TFC was formed in response to the increasingly difficult distribution environment that many filmmakers find themselves in now. The company presents clear options for filmmakers to investigate and helps to negotiate favorable terms for the creator. “Film is an expensive medium. It is difficult to recoup investment. Digital has only meant more competition in the market as it has made it easier to make more films, due to lower production costs. With TFC, we want to help filmmakers in a variety of ways. We want to encourage filmmakers, especially in beginning production, to ‘think marketing’ in the earliest possible stages of a project’s life. This means connecting to your fan base, creating an online presence, forming organizational partnerships – all this must be begun as early as possible…,” said Ravid.

We have all noticed the recent changes in traditional distribution. Despite all of the current activity, Orly notes that prices have changed (i.e. lowered) drastically. It is difficult now more than ever to recoup production costs, let alone make money from a film. Though new deals have been on an upswing lately compared to last year, they tend to have no ‘Minimum Guarantees’ and are mainly ‘service deals’ (i.e. the filmmaker and / or producer pays a service company P&A – prints and advertising – for the cost of marketing and distributing a film). TFC suggests negotiating domestic sales directly to digital platforms which may be aggregated (many platforms) on a non exclusive basis. TFC takes no rights, just a small fee, the question of rights then remains between the producer, who controls the rights, and his buyers.

“The goal is to empower filmmakers by letting them connect directly with audiences, to eliminate ‘extraneous’ middlemen (and their fees) and to free the rights holder from unfair contract terms,” said Ravid. TFC services include every level of distribution work: from educational consultation, low fee or commission only sales support, contract negotiation, non-theatrical and/or DIY distribution and aggregation and marketing for digital platforms.

I particularly liked Orly’s response when asked her opinion on modes of release. Theatrical, DVD, download, streaming? Her response was very quick, and I think correct. “The platforms and methods of release all depend on the film and the opportunities. As for theatrical, well, that’s marketing.” I do love theatrical but could not agree more. The Film Collaborative is working on alternative theatrical releases and is up for a grant to release a series of films directed by women.

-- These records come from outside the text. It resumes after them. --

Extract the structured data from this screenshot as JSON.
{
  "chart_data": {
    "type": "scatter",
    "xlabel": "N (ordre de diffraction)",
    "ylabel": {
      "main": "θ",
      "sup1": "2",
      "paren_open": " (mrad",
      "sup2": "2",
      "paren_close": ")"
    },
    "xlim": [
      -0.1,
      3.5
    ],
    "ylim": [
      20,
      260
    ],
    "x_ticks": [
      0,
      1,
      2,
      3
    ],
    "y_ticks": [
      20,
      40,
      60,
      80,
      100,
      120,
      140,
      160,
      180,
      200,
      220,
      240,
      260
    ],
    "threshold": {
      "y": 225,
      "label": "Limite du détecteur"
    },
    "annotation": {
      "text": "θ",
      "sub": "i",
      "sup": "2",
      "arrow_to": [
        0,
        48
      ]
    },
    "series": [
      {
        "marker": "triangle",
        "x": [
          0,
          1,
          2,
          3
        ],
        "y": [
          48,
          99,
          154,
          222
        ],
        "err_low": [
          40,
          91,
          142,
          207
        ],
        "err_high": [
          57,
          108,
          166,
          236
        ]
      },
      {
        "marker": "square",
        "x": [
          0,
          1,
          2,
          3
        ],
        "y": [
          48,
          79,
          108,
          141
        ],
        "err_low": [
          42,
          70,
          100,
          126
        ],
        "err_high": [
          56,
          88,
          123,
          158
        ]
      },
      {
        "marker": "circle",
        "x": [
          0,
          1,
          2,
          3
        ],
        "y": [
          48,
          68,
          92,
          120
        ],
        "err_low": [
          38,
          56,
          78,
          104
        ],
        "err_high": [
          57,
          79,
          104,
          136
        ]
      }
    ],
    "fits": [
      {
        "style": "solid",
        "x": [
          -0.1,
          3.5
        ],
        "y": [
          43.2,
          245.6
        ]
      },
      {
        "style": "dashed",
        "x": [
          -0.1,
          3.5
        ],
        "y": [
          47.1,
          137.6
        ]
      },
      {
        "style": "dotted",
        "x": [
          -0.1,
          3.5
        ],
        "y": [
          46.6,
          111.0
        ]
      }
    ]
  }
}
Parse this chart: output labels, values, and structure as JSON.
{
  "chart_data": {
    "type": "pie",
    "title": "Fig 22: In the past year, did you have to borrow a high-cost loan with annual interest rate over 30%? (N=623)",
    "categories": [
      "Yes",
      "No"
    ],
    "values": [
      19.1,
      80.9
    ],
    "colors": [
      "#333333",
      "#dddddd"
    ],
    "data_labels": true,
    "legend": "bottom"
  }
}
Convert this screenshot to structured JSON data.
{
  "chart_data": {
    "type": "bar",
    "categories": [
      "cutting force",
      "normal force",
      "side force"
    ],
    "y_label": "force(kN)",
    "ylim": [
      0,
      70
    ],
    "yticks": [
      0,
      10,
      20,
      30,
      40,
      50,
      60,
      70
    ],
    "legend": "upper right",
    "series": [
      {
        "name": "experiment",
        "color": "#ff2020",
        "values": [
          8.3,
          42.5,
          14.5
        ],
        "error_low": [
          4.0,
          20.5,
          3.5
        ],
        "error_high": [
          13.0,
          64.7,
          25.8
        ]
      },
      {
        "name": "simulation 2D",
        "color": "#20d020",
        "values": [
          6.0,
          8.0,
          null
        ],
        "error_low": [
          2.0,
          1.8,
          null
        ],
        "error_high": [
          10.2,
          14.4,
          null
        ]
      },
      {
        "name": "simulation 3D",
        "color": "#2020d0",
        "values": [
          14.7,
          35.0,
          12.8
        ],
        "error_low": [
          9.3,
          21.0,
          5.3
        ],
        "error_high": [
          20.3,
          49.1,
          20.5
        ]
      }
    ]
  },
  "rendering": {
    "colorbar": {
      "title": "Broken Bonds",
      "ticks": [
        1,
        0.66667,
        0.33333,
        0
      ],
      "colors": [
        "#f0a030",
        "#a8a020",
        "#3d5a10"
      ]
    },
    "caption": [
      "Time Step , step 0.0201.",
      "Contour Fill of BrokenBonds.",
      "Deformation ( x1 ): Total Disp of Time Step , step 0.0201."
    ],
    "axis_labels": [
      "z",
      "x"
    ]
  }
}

Lastly, I asked her to put on her cap as a woman in the biz and talk to me about the problems she saw and her experiences. “The industry is littered with men who know everything better than anybody, especially women colleagues. Women are frequently disregarded professionally, to the detriment of their companies. The bravado spending and bidding wars are all wasteful and, too often, male centric. At the end of the day, there is not enough money to go around to be wasted by exercising egos and / or libidos,” said Ravid. The reason TFC was formed as a non profit entity was to build a more efficient system to get independent films out there in the world and make sure the filmmakers retain control and share in the profits.